Ian Moss and Phil Manning both performed incredible sets and the crowd was lapping up every moment. So much talent on one stage on one night! But the night truly belonged to Harvey and the man showed no restraint in proving that he still has what it takes to make the old Strat and Telecaster sing! And, for the best part of four hours, that's exactly what he did! Surpassing even his own expectations, Harvey played his heart out, performing throughout the evening with a show of stamina that amazed everyone, including himself. His son had placed a chair on stage for him – just in case - but the seasoned professional never looked close to using it, while most of us plebs standing on the dance floor probably felt as if we could do with the occasional sit-down, if you know what I mean!
There were many touching moments, not the least of which was Harvey's heart warming speech, explaining his motivation behind the event, to raise much needed funds for the Peter Mac Foundation for Cancer Research and, of course, for his family whose love and support shone like a guiding light for all of us. Having his sons, Gabe and Josh (both fine guitarists themselves) join their father on stage, was a definite highlight and something I will never forget.
Garth Porter joined Ariel for a couple of songs, including a decidedly moving rendition of ‘I’ll Be Gone’, the crowd singing along with the chorus.

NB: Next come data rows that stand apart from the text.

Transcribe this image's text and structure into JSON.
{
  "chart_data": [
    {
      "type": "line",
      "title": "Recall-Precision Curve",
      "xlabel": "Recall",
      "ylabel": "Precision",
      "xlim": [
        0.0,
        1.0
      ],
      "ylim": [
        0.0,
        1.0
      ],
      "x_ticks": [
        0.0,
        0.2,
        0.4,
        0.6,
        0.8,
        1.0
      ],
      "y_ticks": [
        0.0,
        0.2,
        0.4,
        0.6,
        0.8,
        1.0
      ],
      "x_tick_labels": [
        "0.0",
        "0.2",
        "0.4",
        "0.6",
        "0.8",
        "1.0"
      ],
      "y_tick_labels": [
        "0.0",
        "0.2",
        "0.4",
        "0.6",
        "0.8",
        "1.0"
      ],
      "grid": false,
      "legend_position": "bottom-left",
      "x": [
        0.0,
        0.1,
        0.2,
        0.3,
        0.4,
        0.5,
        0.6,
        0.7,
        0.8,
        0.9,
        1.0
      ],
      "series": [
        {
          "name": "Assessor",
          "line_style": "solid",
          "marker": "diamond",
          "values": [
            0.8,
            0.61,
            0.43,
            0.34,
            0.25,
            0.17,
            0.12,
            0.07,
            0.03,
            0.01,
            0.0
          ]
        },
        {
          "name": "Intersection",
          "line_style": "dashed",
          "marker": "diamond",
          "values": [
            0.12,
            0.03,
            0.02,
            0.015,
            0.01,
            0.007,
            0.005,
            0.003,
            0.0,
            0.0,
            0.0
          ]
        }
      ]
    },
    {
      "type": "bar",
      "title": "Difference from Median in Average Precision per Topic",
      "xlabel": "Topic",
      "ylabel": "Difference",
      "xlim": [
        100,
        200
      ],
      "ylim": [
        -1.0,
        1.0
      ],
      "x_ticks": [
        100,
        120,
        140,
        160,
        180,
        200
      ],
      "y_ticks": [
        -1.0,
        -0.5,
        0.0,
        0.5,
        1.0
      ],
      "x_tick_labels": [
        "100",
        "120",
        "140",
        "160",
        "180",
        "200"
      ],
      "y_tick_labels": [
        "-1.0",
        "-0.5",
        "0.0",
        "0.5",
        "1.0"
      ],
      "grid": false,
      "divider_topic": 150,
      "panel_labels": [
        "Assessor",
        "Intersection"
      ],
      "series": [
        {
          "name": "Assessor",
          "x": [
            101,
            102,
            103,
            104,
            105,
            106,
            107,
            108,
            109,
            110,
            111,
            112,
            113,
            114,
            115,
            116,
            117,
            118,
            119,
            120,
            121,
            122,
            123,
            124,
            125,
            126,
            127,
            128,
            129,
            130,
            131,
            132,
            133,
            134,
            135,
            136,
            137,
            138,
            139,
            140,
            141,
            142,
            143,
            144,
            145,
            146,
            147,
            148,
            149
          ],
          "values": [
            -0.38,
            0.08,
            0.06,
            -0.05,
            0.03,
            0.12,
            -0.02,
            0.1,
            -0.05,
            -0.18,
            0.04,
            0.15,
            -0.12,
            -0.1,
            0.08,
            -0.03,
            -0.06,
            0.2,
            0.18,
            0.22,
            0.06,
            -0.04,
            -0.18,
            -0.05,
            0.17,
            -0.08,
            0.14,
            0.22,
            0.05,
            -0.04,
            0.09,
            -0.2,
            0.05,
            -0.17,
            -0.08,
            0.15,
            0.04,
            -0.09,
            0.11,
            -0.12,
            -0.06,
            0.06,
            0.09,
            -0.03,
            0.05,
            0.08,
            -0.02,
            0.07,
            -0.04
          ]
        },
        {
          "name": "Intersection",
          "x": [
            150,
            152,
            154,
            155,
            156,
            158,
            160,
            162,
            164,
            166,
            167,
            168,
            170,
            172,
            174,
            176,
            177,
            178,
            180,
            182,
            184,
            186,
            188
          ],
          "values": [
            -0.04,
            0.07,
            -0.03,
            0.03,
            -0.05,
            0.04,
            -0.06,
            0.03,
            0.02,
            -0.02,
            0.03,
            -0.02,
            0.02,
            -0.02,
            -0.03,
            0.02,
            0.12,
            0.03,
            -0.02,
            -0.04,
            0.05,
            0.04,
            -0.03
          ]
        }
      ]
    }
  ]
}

Family, friends, behind-the-scenes organisers and musicians alike joined together for the finale, Bob Dylan’s ‘Everybody Get Stoned’.
Congratulations to all those involved in putting the show together in such a short space of time, especially the team at Wrokdown. Working in collaboration with Harvey and his family, they did an excellent job.
This was a night that, according to Harvey, was everything the guitarist imagined it would be and, for all of us who were privileged to be there, a fitting celebration of the man and his music.